• Well to be honest, I’m not totally sure if he had creative control over the title. But yes, the title is quite misleading. Any qualified professional worth his or her salt wouldn’t make a diagnosis without all the information available. It seems like his book is full of those stories and Saul’s the knight in shining armor.

  1. In the world we live in, perception and sound bites win the day. Regardless of Dr. Saul’s intentions, the title of the book–at very least, a marketing coup–offers a potentially damaging indictment of a diagnosis that has been safely established by every major mental health organization in the United States. By the way, anecdotal information does not a good scientific rebuttal make. I, too, have met many people in my practice who were misdiagnosed–but they are usually misdiagnosed with everything BUT their correct diagnosis: ADHD (usually Inattentive Type).
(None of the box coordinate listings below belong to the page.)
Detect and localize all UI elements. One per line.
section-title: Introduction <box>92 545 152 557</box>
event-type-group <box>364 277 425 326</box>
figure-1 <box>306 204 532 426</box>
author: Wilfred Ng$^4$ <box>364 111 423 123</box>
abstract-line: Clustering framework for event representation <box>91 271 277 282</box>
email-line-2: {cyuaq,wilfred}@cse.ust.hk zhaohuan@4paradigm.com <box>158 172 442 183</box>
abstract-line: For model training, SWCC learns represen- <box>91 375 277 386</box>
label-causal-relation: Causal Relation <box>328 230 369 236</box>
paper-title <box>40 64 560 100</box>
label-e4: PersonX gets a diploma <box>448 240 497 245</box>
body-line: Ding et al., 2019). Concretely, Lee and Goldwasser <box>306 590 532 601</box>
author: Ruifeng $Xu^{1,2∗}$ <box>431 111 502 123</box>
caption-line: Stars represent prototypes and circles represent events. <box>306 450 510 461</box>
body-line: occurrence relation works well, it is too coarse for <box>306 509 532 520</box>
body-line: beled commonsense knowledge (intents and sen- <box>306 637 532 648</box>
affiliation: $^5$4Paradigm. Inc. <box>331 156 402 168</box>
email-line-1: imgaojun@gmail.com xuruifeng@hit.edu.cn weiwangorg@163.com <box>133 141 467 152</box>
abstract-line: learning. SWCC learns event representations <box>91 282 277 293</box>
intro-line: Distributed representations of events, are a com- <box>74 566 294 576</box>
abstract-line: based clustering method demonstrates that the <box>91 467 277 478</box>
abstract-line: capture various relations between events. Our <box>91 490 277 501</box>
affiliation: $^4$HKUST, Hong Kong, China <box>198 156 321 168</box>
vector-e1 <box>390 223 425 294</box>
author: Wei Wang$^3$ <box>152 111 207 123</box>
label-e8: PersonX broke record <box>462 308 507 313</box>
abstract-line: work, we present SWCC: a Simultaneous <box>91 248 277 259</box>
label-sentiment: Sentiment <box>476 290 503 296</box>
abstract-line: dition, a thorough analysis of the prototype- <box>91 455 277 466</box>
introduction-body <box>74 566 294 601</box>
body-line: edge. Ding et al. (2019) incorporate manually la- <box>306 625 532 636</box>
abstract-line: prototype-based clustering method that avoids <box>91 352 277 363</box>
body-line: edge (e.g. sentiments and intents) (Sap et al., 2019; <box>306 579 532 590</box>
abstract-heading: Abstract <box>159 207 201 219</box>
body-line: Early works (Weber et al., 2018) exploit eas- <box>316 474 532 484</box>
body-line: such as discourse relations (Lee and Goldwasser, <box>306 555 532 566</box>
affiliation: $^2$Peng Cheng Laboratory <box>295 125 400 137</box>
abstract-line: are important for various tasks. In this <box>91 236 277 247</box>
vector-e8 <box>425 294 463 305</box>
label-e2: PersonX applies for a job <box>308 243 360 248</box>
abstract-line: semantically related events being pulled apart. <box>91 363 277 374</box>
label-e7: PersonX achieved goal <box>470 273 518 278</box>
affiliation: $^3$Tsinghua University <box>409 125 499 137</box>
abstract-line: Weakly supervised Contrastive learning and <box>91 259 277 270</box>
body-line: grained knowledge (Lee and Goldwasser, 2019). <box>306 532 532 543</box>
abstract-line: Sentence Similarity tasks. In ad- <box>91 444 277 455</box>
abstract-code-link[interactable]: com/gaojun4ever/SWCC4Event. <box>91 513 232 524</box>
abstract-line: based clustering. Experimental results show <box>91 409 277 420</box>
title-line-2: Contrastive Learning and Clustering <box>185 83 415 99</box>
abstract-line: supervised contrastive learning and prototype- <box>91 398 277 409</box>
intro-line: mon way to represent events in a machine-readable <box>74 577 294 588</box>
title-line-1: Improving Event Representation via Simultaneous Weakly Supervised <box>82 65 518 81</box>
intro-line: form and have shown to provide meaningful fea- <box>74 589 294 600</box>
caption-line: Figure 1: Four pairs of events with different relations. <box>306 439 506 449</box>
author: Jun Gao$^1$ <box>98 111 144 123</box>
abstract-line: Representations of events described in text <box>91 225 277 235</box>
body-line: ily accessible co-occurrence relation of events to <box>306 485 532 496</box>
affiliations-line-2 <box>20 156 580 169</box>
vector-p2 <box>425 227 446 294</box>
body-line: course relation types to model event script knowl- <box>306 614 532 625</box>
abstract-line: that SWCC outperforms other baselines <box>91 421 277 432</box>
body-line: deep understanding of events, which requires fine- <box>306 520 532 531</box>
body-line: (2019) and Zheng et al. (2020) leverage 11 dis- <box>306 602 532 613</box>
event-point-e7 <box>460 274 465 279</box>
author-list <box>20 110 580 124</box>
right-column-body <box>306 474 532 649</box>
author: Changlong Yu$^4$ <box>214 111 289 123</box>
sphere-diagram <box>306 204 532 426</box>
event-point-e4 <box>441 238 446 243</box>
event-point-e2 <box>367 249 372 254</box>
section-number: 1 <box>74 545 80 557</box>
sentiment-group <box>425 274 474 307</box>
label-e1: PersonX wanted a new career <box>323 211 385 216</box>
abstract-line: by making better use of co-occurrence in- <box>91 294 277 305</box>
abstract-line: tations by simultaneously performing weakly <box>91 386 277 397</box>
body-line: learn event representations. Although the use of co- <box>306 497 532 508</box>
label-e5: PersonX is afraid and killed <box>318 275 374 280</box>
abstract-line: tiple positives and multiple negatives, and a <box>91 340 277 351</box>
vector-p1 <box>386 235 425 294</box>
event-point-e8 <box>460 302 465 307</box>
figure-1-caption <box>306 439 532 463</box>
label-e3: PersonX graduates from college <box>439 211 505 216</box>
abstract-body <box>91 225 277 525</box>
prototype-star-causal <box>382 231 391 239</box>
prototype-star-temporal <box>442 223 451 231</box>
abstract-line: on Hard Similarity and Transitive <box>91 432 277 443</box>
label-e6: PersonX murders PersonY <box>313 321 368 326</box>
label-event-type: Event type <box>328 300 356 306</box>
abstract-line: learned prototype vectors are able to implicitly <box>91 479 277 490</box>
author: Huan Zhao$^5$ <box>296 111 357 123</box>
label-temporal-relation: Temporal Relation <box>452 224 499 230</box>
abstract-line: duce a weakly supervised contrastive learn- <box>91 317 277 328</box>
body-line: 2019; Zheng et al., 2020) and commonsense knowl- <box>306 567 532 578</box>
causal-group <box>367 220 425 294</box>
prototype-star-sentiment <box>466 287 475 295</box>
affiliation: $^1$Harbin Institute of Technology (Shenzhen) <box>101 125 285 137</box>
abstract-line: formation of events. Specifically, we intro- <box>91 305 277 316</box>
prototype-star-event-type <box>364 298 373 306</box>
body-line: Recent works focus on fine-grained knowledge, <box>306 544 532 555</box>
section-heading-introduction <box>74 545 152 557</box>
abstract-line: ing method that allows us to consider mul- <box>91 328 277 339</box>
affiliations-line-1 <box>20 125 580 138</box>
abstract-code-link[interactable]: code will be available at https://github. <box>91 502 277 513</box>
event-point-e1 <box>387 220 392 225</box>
    • I appreciate your feelings on this topic. And you’re certainly very correct in your response. Mental health concerns in this country still isn’t as recognized as it needs to be. Saul’s intentions were very self-serving here, but it doesn’t mean that he’s completely wrong. The title, on the other hand, is completely misleading.

  2. Gina Pera

    I’m sorry, Jonathan, but there is absolutely NO “solid information” in this book. It is the blathering of an old MD who hasn’t kept up with the literature and continues to placate patients with old bromides and platitudes, while they continue to suffer.

    Please don’t recommend this crap to anyone. ADHD has enough problems being taken seriously.

    • Gina, I appreciate your feedback And I don’t disagree with your assessment. I always give everyone the benefit of the doubt. Quite frankly, I thought the book helped me understand the naysayers and “haters” better. But like the Godfather said, “I keep my friends close and my enemies closer.”

      I don’t particularly like Dr. Saul, but I believe in hearing what a person has to say.

  3. Coby Ingram

    My take-away from Dr. Saul’s book is that there are about 20 conditions which qualify a person for a diagnosis of ADHD under the DSM-V. Treating those conditions as if they are the only cause of the symptoms (instead of prescribing stimulants) seems to work better. He is also saying that these conditions do not mimic ADHD. They are the only causes of the symptoms in question, because ADHD as an underlying neurobiological condition does not exist. He is essentially daring the scientific community to prove him wrong. Is he a fuddy-duddy old doctor who doesn’t know his stuff? That’s kind of an ad hominem argument and not necessarily true. I think he leaves the door open as to whether there is real ADHD. If we find it, so much the better. But as a person who has seen families upset and even lives lost through the kind of misdiagnosis he points out, let’s be more sure of our science.